TMJ (temporomandibular joint) disorders are a family of problems related to your jaw joint. If you have had symptoms like pain or a "clicking" sound, you'll be glad to know that these problems are more easily diagnosed and treated than they were in the past. These symptoms occur when the joints of the jaw and the chewing muscles (muscles of mastication) do not work together correctly.  TMJ stands for Temporomandibular Joint, which is the name for each joint (right and left) that connects your jaw to your skull.

TMJ disorders develop for many reasons. You might clench or grind your teeth, tightening your jaw muscles and stressing your TM joint. You may have a damaged jaw joint due to injury or disease. Injuries and arthritis can damage the joint directly or stretch or tear the muscle ligaments.  As a result, the disk, which is made of cartilage and functions as the "cushion" of the jaw joint, can slip out of position. Whatever the cause, the results may include a misaligned bite, pain, clicking or grating noise when you open your mouth or trouble opening your mouth wide.

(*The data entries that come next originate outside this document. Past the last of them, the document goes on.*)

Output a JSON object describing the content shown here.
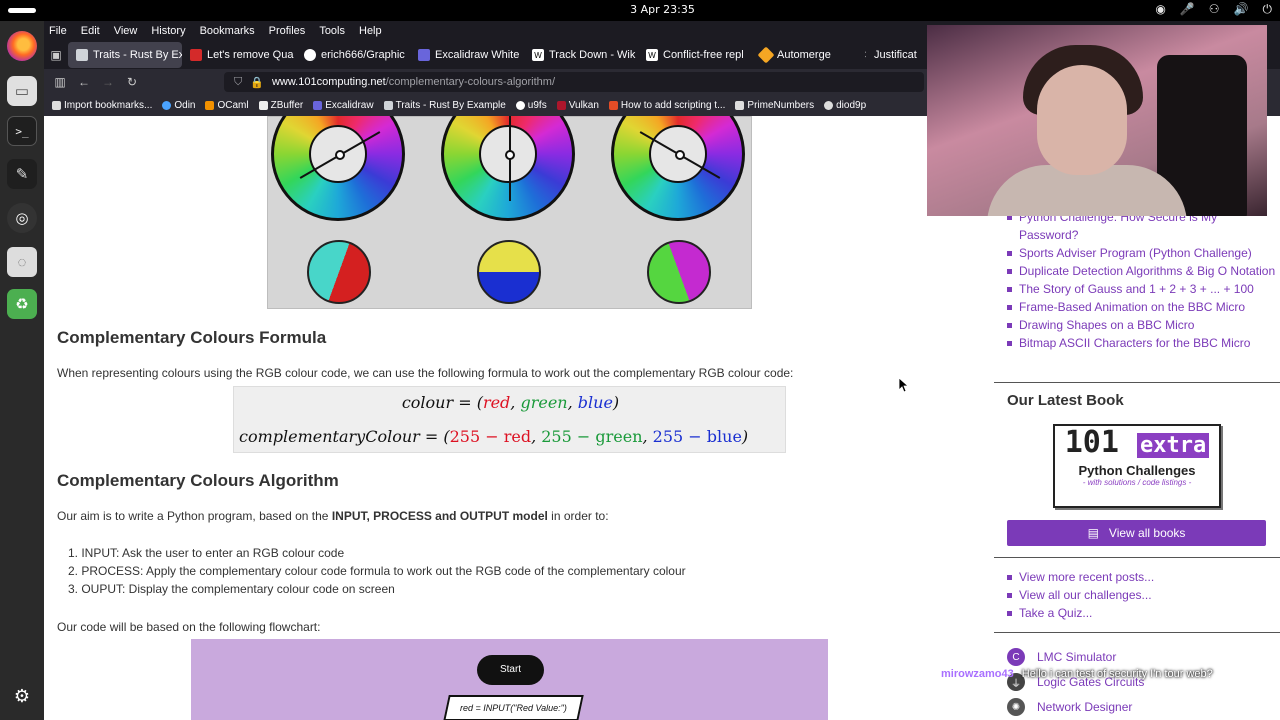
{
  "topbar": {
    "clock": "3 Apr 23:35"
  },
  "menubar": [
    "File",
    "Edit",
    "View",
    "History",
    "Bookmarks",
    "Profiles",
    "Tools",
    "Help"
  ],
  "tabs": [
    {
      "label": "Traits - Rust By Ex",
      "active": true,
      "color": "#cfd3d8"
    },
    {
      "label": "Let's remove Qua",
      "active": false,
      "color": "#d42a2a"
    },
    {
      "label": "erich666/Graphic",
      "active": false,
      "color": "#ffffff"
    },
    {
      "label": "Excalidraw White",
      "active": false,
      "color": "#6965db"
    },
    {
      "label": "Track Down - Wik",
      "active": false,
      "color": "#ffffff"
    },
    {
      "label": "Conflict-free repl",
      "active": false,
      "color": "#ffffff"
    },
    {
      "label": "Automerge",
      "active": false,
      "color": "#f5a623"
    },
    {
      "label": "Justificat",
      "active": false,
      "color": "#ffffff"
    }
  ],
  "url": {
    "host": "www.101computing.net",
    "path": "/complementary-colours-algorithm/"
  },
  "bookmarks": [
    {
      "label": "Import bookmarks...",
      "color": "#ddd"
    },
    {
      "label": "Odin",
      "color": "#4aa3ff"
    },
    {
      "label": "OCaml",
      "color": "#f29100"
    },
    {
      "label": "ZBuffer",
      "color": "#eee"
    },
    {
      "label": "Excalidraw",
      "color": "#6965db"
    },
    {
      "label": "Traits - Rust By Example",
      "color": "#cfd3d8"
    },
    {
      "label": "u9fs",
      "color": "#fff"
    },
    {
      "label": "Vulkan",
      "color": "#ac162c"
    },
    {
      "label": "How to add scripting t...",
      "color": "#e34c26"
    },
    {
      "label": "PrimeNumbers",
      "color": "#ddd"
    },
    {
      "label": "diod9p",
      "color": "#ddd"
    }
  ],
  "article": {
    "formula_heading": "Complementary Colours Formula",
    "formula_intro": "When representing colours using the RGB colour code, we can use the following formula to work out the complementary RGB colour code:",
    "formula_line1": {
      "lhs": "colour = (",
      "red": "red",
      "c1": ", ",
      "green": "green",
      "c2": ", ",
      "blue": "blue",
      "end": ")"
    },
    "formula_line2": {
      "lhs": "complementaryColour = (",
      "red": "255 − red",
      "c1": ", ",
      "green": "255 − green",
      "c2": ", ",
      "blue": "255  −  blue",
      "end": ")"
    },
    "algorithm_heading": "Complementary Colours Algorithm",
    "aim_prefix": "Our aim is to write a Python program, based on the ",
    "aim_bold": "INPUT, PROCESS and OUTPUT model",
    "aim_suffix": " in order to:",
    "steps": [
      "1. INPUT: Ask the user to enter an RGB colour code",
      "2. PROCESS: Apply the complementary colour code formula to work out the RGB code of the complementary colour",
      "3. OUPUT: Display the complementary colour code on screen"
    ],
    "flowchart_intro": "Our code will be based on the following flowchart:",
    "flow_start": "Start",
    "flow_input": "red = INPUT(\"Red Value:\")"
  },
  "sidebar": {
    "recent_posts": [
      "Python Challenge: How Secure is My Password?",
      "Sports Adviser Program (Python Challenge)",
      "Duplicate Detection Algorithms & Big O Notation",
      "The Story of Gauss and 1 + 2 + 3 + ... + 100",
      "Frame-Based Animation on the BBC Micro",
      "Drawing Shapes on a BBC Micro",
      "Bitmap ASCII Characters for the BBC Micro"
    ],
    "book_heading": "Our Latest Book",
    "book_cover": {
      "big": "101",
      "extra": "extra",
      "title": "Python Challenges",
      "subtitle": "- with solutions / code listings -"
    },
    "view_books": "View all books",
    "links": [
      "View more recent posts...",
      "View all our challenges...",
      "Take a Quiz..."
    ],
    "tools": [
      {
        "label": "LMC Simulator",
        "color": "#7b3ab8"
      },
      {
        "label": "Logic Gates Circuits",
        "color": "#444"
      },
      {
        "label": "Network Designer",
        "color": "#555"
      }
    ]
  },
  "chat": {
    "user": "mirowzamo43",
    "message": "Hello i can test of security I'n tour web?"
  }
}
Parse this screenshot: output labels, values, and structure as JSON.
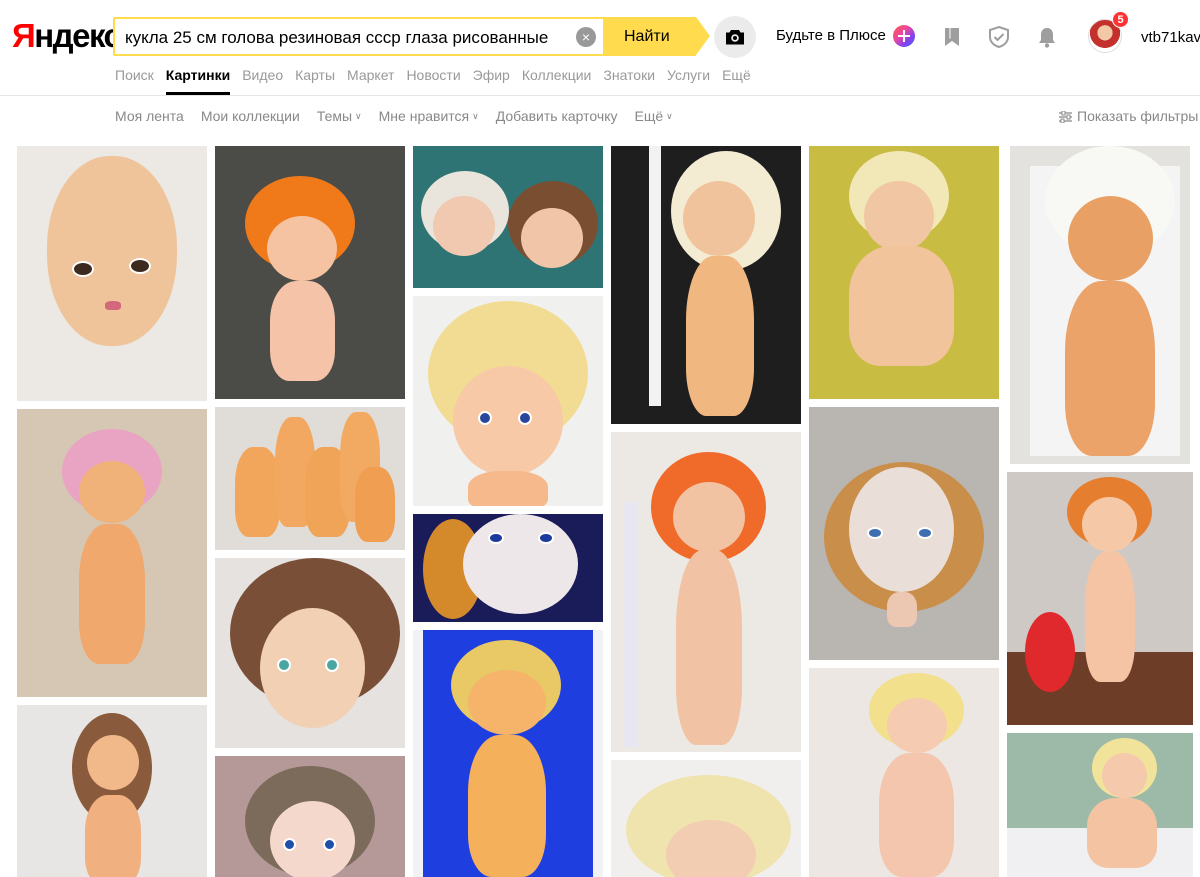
{
  "logo": {
    "first": "Я",
    "rest": "ндекс"
  },
  "search": {
    "query": "кукла 25 см голова резиновая ссср глаза рисованные",
    "clear_icon": "×",
    "button": "Найти"
  },
  "header": {
    "plus_text": "Будьте в Плюсе",
    "notifications_count": "5",
    "username": "vtb71kav"
  },
  "nav": {
    "tabs": [
      "Поиск",
      "Картинки",
      "Видео",
      "Карты",
      "Маркет",
      "Новости",
      "Эфир",
      "Коллекции",
      "Знатоки",
      "Услуги",
      "Ещё"
    ],
    "active": "Картинки"
  },
  "subnav": {
    "items": [
      "Моя лента",
      "Мои коллекции",
      "Темы",
      "Мне нравится",
      "Добавить карточку",
      "Ещё"
    ],
    "dropdown_items": [
      "Темы",
      "Мне нравится",
      "Ещё"
    ],
    "filters": "Показать фильтры"
  },
  "icons": {
    "camera": "camera-icon",
    "bookmark": "bookmark-icon",
    "shield": "shield-icon",
    "bell": "bell-icon",
    "filters": "sliders-icon"
  },
  "colors": {
    "brand_red": "#ff0000",
    "accent_yellow": "#ffdb4d",
    "muted_text": "#999999"
  }
}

Since some types of TMJ problems can lead to more serious conditions, early detection and treatment are important. No one treatment can resolve TMJ disorders completely and treatment takes time to become effective. DSI specialists can help you have a healthier and more comfortable jaw.


 The diagnosis of a TMJ problem can be based on both patient history and diagnostic procedures.  Common history questions to address include:      

  • Are you aware of grinding or clenching your teeth?

  • Do you wake up with sore, stiff muscles around your jaws?

  • Do you have frequent headaches or neck aches?

  • Does the pain get worse when you clench your teeth?

  • Does stress make your clenching and pain worse?

  • Does your jaw click, pop, grate, catch, or lock when you open your  mouth?

  • Is it difficult or painful to open your mouth, eat or yawn?

  • Have you ever injured your neck, head or jaws?

  • Have you had problems (such as arthritis) with other joints?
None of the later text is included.